La mujer, baja y regordeta, grosera de modales, aceptó ir a bailar con él, se tomaron unos tragos y después de eso, se fueron a la pocilga de ella, en donde consumaron este flirteo, jugando a ser amantes. Después de eso, el tipo, que dijo llamarse Policarpo, se fue de esos lares y no volvió a saber de esa mujer.

Quiso la fortuna que, un par de años más tarde, regresara a esos lares y, por simple curiosidad, atinó a aventurarse en esas callejuelas humildes, para dar con la covacha de la mujer aquella.

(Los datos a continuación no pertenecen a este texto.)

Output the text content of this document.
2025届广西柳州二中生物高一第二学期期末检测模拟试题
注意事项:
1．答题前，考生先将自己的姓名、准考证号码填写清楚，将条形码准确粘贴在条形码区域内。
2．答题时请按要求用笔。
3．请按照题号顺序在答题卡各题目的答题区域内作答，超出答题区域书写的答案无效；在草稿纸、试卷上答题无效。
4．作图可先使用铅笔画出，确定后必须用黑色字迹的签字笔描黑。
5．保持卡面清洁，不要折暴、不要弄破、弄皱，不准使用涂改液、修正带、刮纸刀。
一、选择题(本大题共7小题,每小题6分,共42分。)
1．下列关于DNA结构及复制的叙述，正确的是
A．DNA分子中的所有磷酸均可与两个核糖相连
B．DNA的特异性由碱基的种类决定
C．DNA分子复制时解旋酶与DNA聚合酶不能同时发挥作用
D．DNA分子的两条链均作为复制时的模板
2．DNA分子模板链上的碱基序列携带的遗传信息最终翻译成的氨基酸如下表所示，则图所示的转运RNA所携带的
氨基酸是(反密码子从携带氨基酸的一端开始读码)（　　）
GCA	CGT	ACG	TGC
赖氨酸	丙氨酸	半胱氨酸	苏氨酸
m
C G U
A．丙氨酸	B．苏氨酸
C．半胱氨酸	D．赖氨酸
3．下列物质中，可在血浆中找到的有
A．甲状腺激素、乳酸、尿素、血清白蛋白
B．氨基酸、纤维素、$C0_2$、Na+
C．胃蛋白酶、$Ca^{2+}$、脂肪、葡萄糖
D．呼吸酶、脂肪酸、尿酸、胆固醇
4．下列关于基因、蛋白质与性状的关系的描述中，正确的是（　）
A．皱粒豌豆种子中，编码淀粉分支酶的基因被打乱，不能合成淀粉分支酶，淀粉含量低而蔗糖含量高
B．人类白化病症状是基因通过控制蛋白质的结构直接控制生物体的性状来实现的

Después de golpear la desvencijada puerta con sus nudillos, aguardó un buen rato, hasta que ésta se abrió de golpe. Allí, en el quicio, lo contemplaba con mirada de extrañeza, la mujer aquella, aún más regordeta y descuidada que cuando la había conocido. Se miraron a los ojos, sin decirse una sola palabra. Hasta que un chillido agudo se escuchó adentro de la casa.

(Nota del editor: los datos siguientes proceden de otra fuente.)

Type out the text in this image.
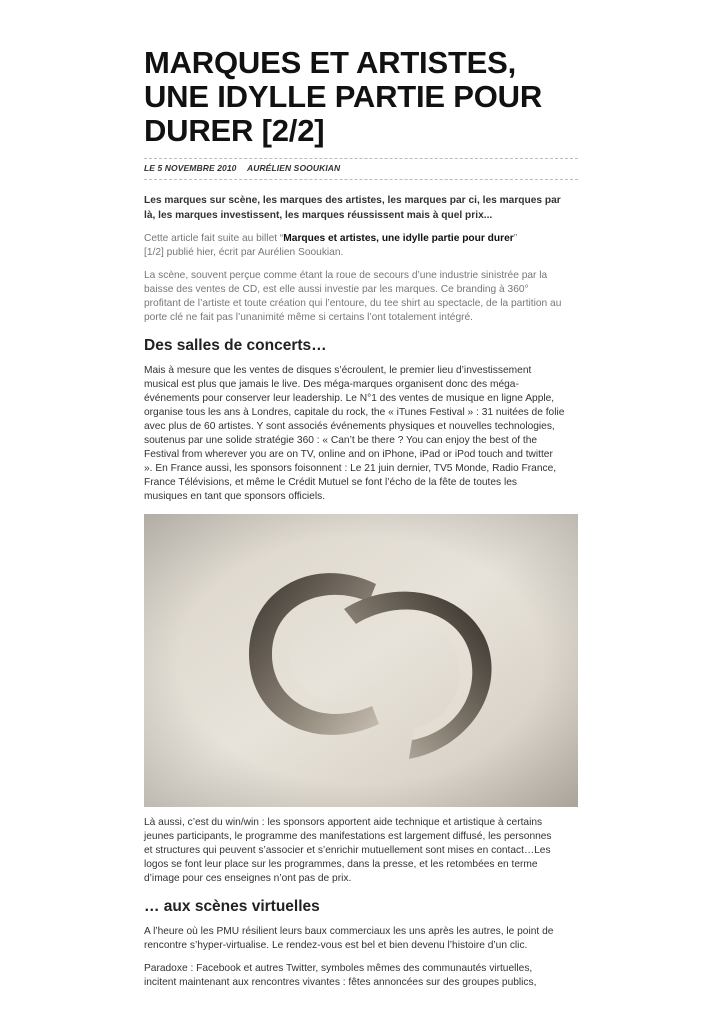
MARQUES ET ARTISTES,
UNE IDYLLE PARTIE POUR
DURER [2/2]
LE 5 NOVEMBRE 2010 AURÉLIEN SOOUKIAN
Les marques sur scène, les marques des artistes, les marques par ci, les marques par
là, les marques investissent, les marques réussissent mais à quel prix...
Cette article fait suite au billet “Marques et artistes, une idylle partie pour durer”
[1/2] publié hier, écrit par Aurélien Sooukian.
La scène, souvent perçue comme étant la roue de secours d’une industrie sinistrée par la
baisse des ventes de CD, est elle aussi investie par les marques. Ce branding à 360°
profitant de l’artiste et toute création qui l’entoure, du tee shirt au spectacle, de la partition au
porte clé ne fait pas l’unanimité même si certains l’ont totalement intégré.
Des salles de concerts…
Mais à mesure que les ventes de disques s’écroulent, le premier lieu d’investissement
musical est plus que jamais le live. Des méga-marques organisent donc des méga-
événements pour conserver leur leadership. Le N°1 des ventes de musique en ligne Apple,
organise tous les ans à Londres, capitale du rock, the « iTunes Festival » : 31 nuitées de folie
avec plus de 60 artistes. Y sont associés événements physiques et nouvelles technologies,
soutenus par une solide stratégie 360 : « Can’t be there ? You can enjoy the best of the
Festival from wherever you are on TV, online and on iPhone, iPad or iPod touch and twitter
». En France aussi, les sponsors foisonnent : Le 21 juin dernier, TV5 Monde, Radio France,
France Télévisions, et même le Crédit Mutuel se font l’écho de la fête de toutes les
musiques en tant que sponsors officiels.
Là aussi, c’est du win/win : les sponsors apportent aide technique et artistique à certains
jeunes participants, le programme des manifestations est largement diffusé, les personnes
et structures qui peuvent s’associer et s’enrichir mutuellement sont mises en contact…Les
logos se font leur place sur les programmes, dans la presse, et les retombées en terme
d’image pour ces enseignes n’ont pas de prix.
… aux scènes virtuelles
A l’heure où les PMU résilient leurs baux commerciaux les uns après les autres, le point de
rencontre s’hyper-virtualise. Le rendez-vous est bel et bien devenu l’histoire d’un clic.
Paradoxe : Facebook et autres Twitter, symboles mêmes des communautés virtuelles,
incitent maintenant aux rencontres vivantes : fêtes annoncées sur des groupes publics,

-Es Jaimito, dijo la mujer y corrió presurosa. Policarpo, curioso, ingresó con cautela a esa vivienda en cuyo interior se olía una mezcolanza a comida, suciedad, encierro y pobreza.

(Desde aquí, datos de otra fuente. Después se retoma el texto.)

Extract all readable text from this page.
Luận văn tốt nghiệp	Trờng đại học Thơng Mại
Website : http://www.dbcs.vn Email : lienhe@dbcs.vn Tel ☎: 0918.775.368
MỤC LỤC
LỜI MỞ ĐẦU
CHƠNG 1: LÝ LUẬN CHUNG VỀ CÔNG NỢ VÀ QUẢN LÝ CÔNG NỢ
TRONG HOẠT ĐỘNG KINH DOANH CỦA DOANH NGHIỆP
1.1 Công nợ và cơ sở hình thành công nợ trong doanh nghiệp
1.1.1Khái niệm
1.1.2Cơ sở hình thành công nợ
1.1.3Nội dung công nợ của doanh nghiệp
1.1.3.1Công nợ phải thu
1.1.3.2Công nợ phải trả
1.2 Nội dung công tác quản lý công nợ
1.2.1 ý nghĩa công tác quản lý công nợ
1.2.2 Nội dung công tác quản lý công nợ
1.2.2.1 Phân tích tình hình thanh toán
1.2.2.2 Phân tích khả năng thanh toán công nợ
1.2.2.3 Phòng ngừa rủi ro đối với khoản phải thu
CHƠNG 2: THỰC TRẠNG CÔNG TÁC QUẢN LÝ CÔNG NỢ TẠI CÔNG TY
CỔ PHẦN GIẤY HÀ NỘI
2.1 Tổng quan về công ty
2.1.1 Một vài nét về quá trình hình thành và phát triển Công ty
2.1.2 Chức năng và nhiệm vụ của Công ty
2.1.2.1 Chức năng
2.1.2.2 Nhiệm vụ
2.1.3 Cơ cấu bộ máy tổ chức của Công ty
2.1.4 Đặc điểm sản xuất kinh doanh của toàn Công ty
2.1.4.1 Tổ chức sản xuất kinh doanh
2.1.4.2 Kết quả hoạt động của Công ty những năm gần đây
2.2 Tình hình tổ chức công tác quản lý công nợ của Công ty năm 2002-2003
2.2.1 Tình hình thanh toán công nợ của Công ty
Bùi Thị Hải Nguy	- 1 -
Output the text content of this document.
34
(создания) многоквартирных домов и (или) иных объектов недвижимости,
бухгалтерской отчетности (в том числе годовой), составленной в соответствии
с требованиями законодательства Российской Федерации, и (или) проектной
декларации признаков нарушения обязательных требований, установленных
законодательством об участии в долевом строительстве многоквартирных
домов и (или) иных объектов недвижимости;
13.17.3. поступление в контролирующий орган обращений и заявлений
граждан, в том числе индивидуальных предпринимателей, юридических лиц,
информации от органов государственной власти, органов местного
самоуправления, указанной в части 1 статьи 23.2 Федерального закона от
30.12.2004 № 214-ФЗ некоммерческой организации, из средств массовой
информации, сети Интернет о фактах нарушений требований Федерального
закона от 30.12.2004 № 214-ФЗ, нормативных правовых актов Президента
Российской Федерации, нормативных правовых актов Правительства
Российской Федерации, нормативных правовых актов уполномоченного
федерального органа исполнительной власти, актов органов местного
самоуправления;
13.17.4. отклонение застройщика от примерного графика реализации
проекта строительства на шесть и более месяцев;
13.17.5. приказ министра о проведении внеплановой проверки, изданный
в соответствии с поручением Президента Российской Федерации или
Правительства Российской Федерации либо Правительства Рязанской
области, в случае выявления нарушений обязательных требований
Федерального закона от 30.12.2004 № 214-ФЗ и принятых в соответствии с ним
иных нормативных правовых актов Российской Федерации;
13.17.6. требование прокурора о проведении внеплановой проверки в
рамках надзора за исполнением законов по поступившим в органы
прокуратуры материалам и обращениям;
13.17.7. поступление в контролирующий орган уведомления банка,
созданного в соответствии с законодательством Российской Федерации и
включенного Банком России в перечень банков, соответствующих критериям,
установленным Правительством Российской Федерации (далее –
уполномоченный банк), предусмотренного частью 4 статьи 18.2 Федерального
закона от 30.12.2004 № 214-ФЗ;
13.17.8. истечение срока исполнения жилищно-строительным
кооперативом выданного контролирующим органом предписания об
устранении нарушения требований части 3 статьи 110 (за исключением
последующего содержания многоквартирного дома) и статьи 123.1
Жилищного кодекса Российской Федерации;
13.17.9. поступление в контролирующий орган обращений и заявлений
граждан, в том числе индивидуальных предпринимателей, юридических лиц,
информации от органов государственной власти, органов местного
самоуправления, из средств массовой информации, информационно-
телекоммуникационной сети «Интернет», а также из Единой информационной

Cuando el chico estuvo frente a él, Policarpo sintió un escalofrío. Jaimito, un pequeñuelo de dos años, o poco más, era una copia fiel suya, su mismo cabello, sus mismos ojos bovinos, sus piernecitas fuertes y esas manitas de dedos cuadrados, como los suyos. La mujer adivinó la conmoción del hombre y lanzó de sopetón: -Jaimito, salude a su padre.

Era imposible negarlo, el chico se parecía demasiado a él. Policarpo recordaba esas fotos suyas, de niño y le parecía estar viendo la reencarnación de aquel mocozuelo. La mujer, nada le exigió, sólo que fuese cariñoso con Jaimito, y que cuando partiera, se llevase una foto de ese retoño suyo. La sabiduría popular, le dictaba a la mujer aquella, que nada podía pedirle a un ser que venía de tan lejos. Además, con su esfuerzo, ella era capaz de sacar adelante su vida, que, con muy poco se sustentaba.

Policarpo regresó a Santiago y transcurrieron varios años, antes que se decidiera a volver al norte. Acá, había formado una familia y era feliz con su mujer y sus hijos. Pero, le acuciaba el hecho de saber que en tierras tan lejanas, un vástago suyo crecía en medio de soledades y abandono. Si eso era un sentimiento de vaga paternidad, él no podía precisarlo. Sólo le inspiraba el hecho un tanto curioso de ser padre de un desliz y que ese desliz ahora tenía una personalidad propia y acaso un juicio severo contra él.

Así fue como, Policarpo se aventuró a viajar al Norte, inventando la excusa de unos negocios que intentaba montar en Antofagasta. Nada había cambiado en dicho lugar. La permanencia del destierro solapado en que viven esos seres cansinos, le sofocó más que el calor que achicharraba la escasa vegetación del lugar. Una vez más, se internó en esos barrios humildes y, de nuevo, al encontrarse con la misma puerta desvencijada, estrelló tres veces sus nudillos en ella y aguardó expectante.

Al cabo, apareció un muchacho de rostro huraño, tostado por el candente sol del norte. Era un chico de catorce o quince años -hasta en eso no podía ser preciso, Policarpo- que farfulló, con voz inculta: -¿Qué pasa, iñor? ¿A quien busca?

Policarpo, sin atinar a decir alguna cosa, después de un instante de minuciosa inspección, le preguntó por su madre. El muchacho se volteó y llamó:- ¡Viejaaa! ¡Acá ajuera hay un hombre que pregunta por ti!

La mujer apareció en la puerta, con su rostro marcado por la miseria; había envejecido y estaba aún más gruesa. Como saludo, sólo preguntó: -¿Qué venís a hacer acá? Y Policarpo bajó su mirada, avergonzado.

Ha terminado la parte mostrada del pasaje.